Telépolis

lunes, 5 de julio de 2010

El tiempo


Azorín, Los pueblos

El pueblo comienza a despertar a esta hora. Aun las fuentes tienen el mismo rumor sonoro de la noche; las golondrinas cruzan raudas sobre el cielo de intenso azul, piando voluptuosamente; acaso por una retorcida calleja moruna se columbran los manchones negros de dos o tres devotas con sus sillitas en las manos. Y una campana va tocando lenta, en el sosiego matinal, con golpes cristalinos, espaciados…
Todas las cosas tienen durante el día un breve instante en que irradian su verdadero espíritu, y será inútil visitarlas y contemplarlas a otra distinta hora; así los jardines, los museos, los viejos palacios, las iglesias, las tiendas, las calles, las fábricas, los obradores.

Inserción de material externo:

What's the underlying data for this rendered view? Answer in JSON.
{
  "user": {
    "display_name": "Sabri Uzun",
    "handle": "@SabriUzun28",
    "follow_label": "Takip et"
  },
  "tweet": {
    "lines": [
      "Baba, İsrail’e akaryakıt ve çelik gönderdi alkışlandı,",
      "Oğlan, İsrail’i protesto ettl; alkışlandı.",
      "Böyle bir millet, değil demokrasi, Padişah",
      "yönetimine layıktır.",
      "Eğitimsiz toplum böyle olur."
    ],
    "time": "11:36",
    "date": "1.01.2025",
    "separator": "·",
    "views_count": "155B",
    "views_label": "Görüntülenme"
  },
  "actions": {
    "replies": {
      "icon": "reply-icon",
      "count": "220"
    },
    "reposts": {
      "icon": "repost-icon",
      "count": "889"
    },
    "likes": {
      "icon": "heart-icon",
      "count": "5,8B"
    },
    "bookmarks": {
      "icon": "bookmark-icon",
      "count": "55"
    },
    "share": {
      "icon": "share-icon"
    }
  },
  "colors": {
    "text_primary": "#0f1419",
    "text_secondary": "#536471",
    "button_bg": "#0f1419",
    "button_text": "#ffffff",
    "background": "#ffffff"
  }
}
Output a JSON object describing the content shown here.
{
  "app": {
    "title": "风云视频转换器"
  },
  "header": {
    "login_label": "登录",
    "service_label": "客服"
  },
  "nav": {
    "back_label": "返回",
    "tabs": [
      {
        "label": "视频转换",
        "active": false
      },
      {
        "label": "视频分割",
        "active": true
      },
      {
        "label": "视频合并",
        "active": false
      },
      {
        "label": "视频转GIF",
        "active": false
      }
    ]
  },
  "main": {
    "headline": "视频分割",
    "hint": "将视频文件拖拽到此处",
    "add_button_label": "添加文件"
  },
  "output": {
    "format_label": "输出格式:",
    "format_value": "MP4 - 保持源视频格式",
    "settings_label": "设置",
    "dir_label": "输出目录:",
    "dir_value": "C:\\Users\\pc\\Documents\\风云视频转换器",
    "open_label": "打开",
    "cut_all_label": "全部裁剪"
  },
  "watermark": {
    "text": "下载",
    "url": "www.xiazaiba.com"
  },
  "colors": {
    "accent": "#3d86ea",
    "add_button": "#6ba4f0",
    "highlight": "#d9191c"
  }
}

En estos momentos precisos, todos los detalles, todos los elementos de la belleza -la luz, el color, el aire, los ruidos, las líneas- forman unas síntesis suprema, algo como una armonía inefable, desconocida, que adquiere su máximum en un punto y que poco a poco va disipándose, fundiéndose en el ambiente vulgar del resto del tiempo, que hace que desaparezca el color propio del muro vetusto, y la penumbra de la estancia abandonada, y la claridad crepuscular que bañó una sauceda junto a un estanque, y los sones extraños de un piano que parten a medianoche, de una ventana iluminada… La hora viva, exultante, del pueblecillo en que el insigne hombre habitaba, era ésta de los primeros albores matutinos.